Pero aun así enmendada, no prospera por definición,
porque, desde luego, queda fuera de ella la amplísima zona de los actos con
respecto a los cuales, y según lo han reconocido los dos interlocutores, están
en desacuerdo los dioses; y porque, además, la misma zona de acuerdo es sobre
principios de carácter puramente formal, como que la injusticia debe sancionarse,
cuando lo importante es tener un criterio material que permita diferenciar lo
justo de lo injusto. No lo dice Sócrates, claro está, en estos términos
oriundos de Kant (su significación, mejor dicho), pero a esto tiende,
indudablemente, al plantear de pronto, con toda inocencia, la cuestión de si lo
santo es tal porque lo aman los dioses, todos si se quiere, o si, por el
contrario, lo aman por ser santo; y lo
mismo podría preguntarse, a lo que nos parece, con relación a todos los
valores morales. No quiere Sócrates, como se lo explica a Eutifrón, llegar al
conocimiento, de lo que ambos están indagando, tan sólo por un accidente (πάθος),
que sería en este caso el agrado o el amor de los dioses, sino por su esencia o
naturaleza intrínseca (οὐσία).
Con esto se sitúa la investigación en un plano
incomparablemente más alto o más profundo, como queramos, porque el problema suscitado
por Sócrates no está de ningún modo ligado a una religión politeísta, sino que
tiene plena validez aún dentro del monoteísmo. Es el tremendo problema, discutido
a todo lo largo de la Edad Media, del primado en Dios (a nuestro modo de entender,
por supuesto, porque en Dios todo es uno), del intelecto o de la voluntad.

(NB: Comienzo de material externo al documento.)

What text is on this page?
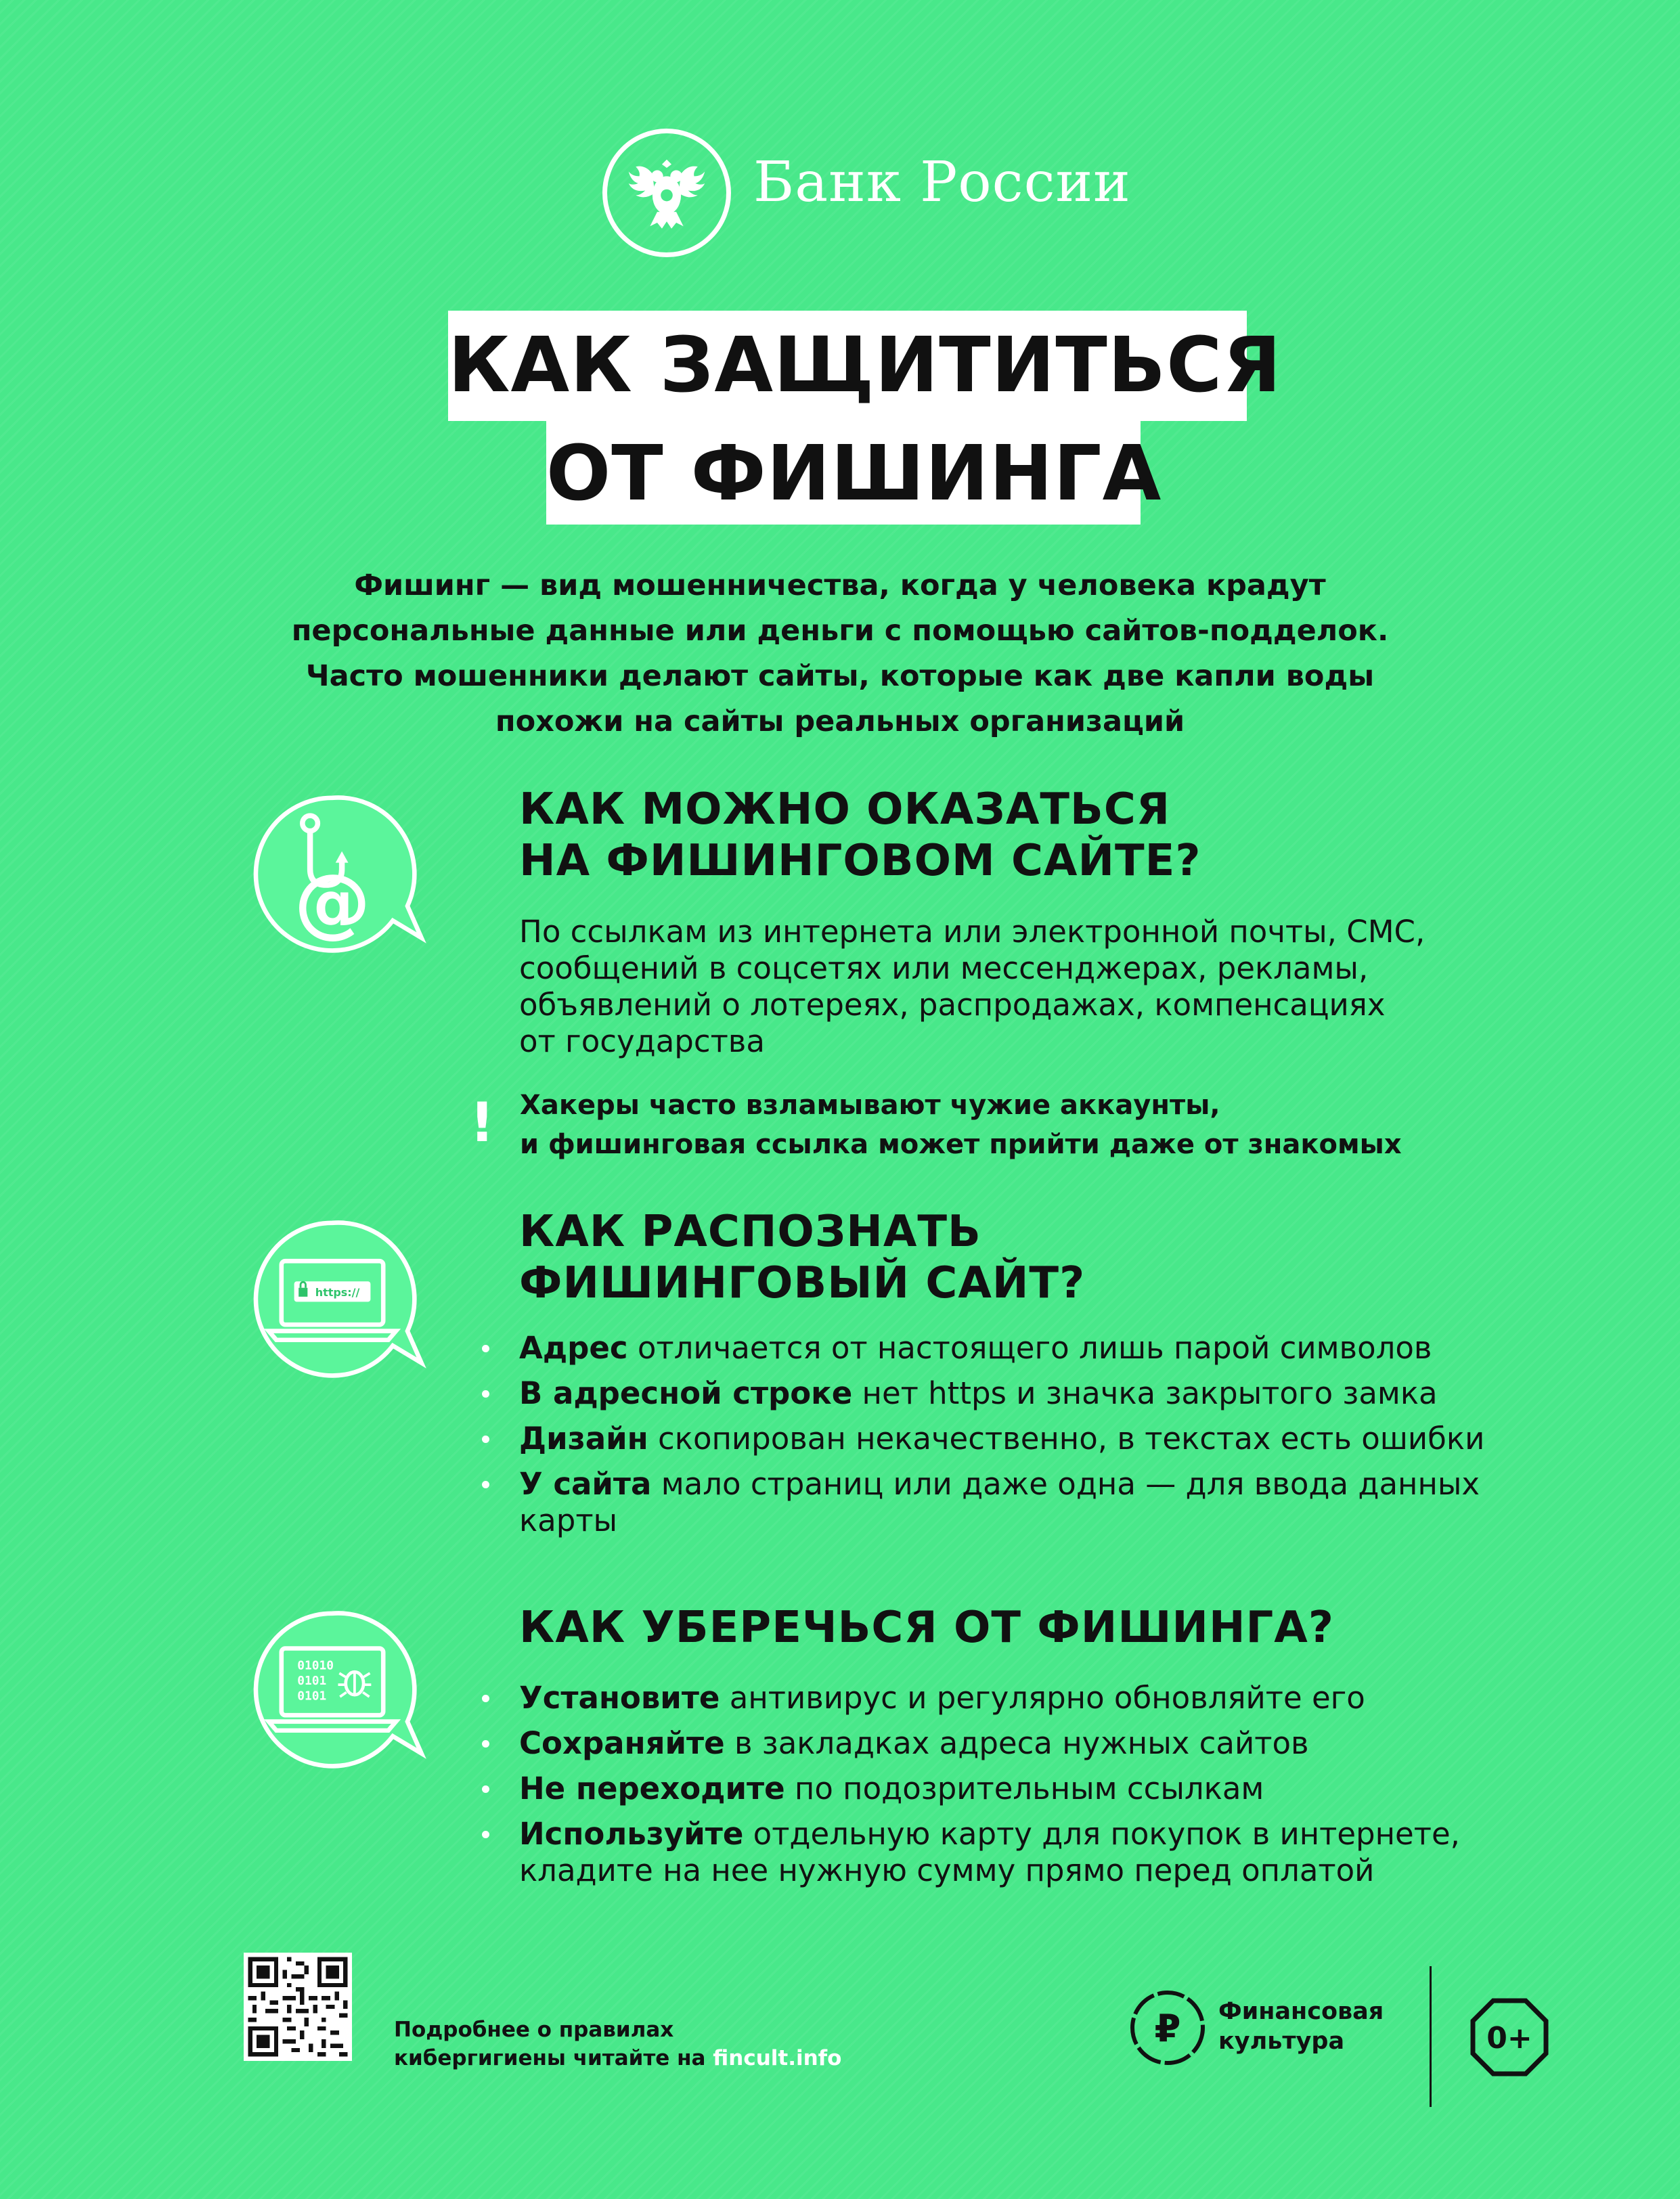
Банк России
КАК ЗАЩИТИТЬСЯ
ОТ ФИШИНГА
Фишинг — вид мошенничества, когда у человека крадут
персональные данные или деньги с помощью сайтов-подделок.
Часто мошенники делают сайты, которые как две капли воды
похожи на сайты реальных организаций
@
КАК МОЖНО ОКАЗАТЬСЯ
НА ФИШИНГОВОМ САЙТЕ?
По ссылкам из интернета или электронной почты, СМС,
сообщений в соцсетях или мессенджерах, рекламы,
объявлений о лотереях, распродажах, компенсациях
от государства
! Хакеры часто взламывают чужие аккаунты,
и фишинговая ссылка может прийти даже от знакомых
https://
КАК РАСПОЗНАТЬ
ФИШИНГОВЫЙ САЙТ?
Адрес отличается от настоящего лишь парой символов
В адресной строке нет https и значка закрытого замка
Дизайн скопирован некачественно, в текстах есть ошибки
У сайта мало страниц или даже одна — для ввода данных
карты
01010
0101
0101
КАК УБЕРЕЧЬСЯ ОТ ФИШИНГА?
Установите антивирус и регулярно обновляйте его
Сохраняйте в закладках адреса нужных сайтов
Не переходите по подозрительным ссылкам
Используйте отдельную карту для покупок в интернете,
кладите на нее нужную сумму прямо перед оплатой
Подробнее о правилах
кибергигиены читайте на fincult.info
₽ Финансовая
культура	0+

Problema, además, que hasta donde podemos opinar, no llegó jamás a resolverse
satisfactoriamente, ni en uno ni en el otro sentido. Contra los defensores del absoluto
voluntarismo divino, en efecto, se levanta la formidable objeción de que por lo
menos ciertos actos del hombre, como el amor o el odio de Dios, no pueden
depender, en su bondad o en su malicia respectivamente, del solo arbitrio
divino, por ser Dios absolutamente, objeto necesario de amor por parte de toda
criatura. Pero los partidarios del intelectualismo, por su parte, tampoco
podían explicar, entre otras cosas, cómo la ley evangélica, de origen tan
divino como la ley antigua, abroga está en tantos de sus preceptos. La solución
más equilibrada, probablemente, la dio Santo Tomás, al enseñar que si bien Dios
procede libremente al determinar la naturaleza de sus criaturas, de este o de
aquel modo, respeta El mismo, después, las exigencias intrínsecas de la
naturaleza así constituida, en forma que tales o cuales actos, en suma, son, intrínsecamente
también, buenos o malos, y ni el arbitrio divino puede alterar ya esta
condición.
A toda esta metafísica, implícita en la pregunta de Sócrates,
es completamente ajeno el pobre de Eutifrón, y lo único que dice, sintiéndose
como mareado, es que todo eso, las proposiciones tan pronto hechas como
deshechas, parecen darle vueltas, sin que ninguna pueda permanecer en su lugar.
Por lo visto se parecen – le contesta Sócrates- a las estatuas que hacía Dédalo,
el mítico ancestro de los escultores, quien comunicaba a sus obras hasta el
movimiento. Eutifrón le devuelve la broma, con la observación de que es él, Sócrates
quien hace moverse a las definiciones de la piedad, ya que, por parte de su
infortunado proponente, se quedarían inmóviles.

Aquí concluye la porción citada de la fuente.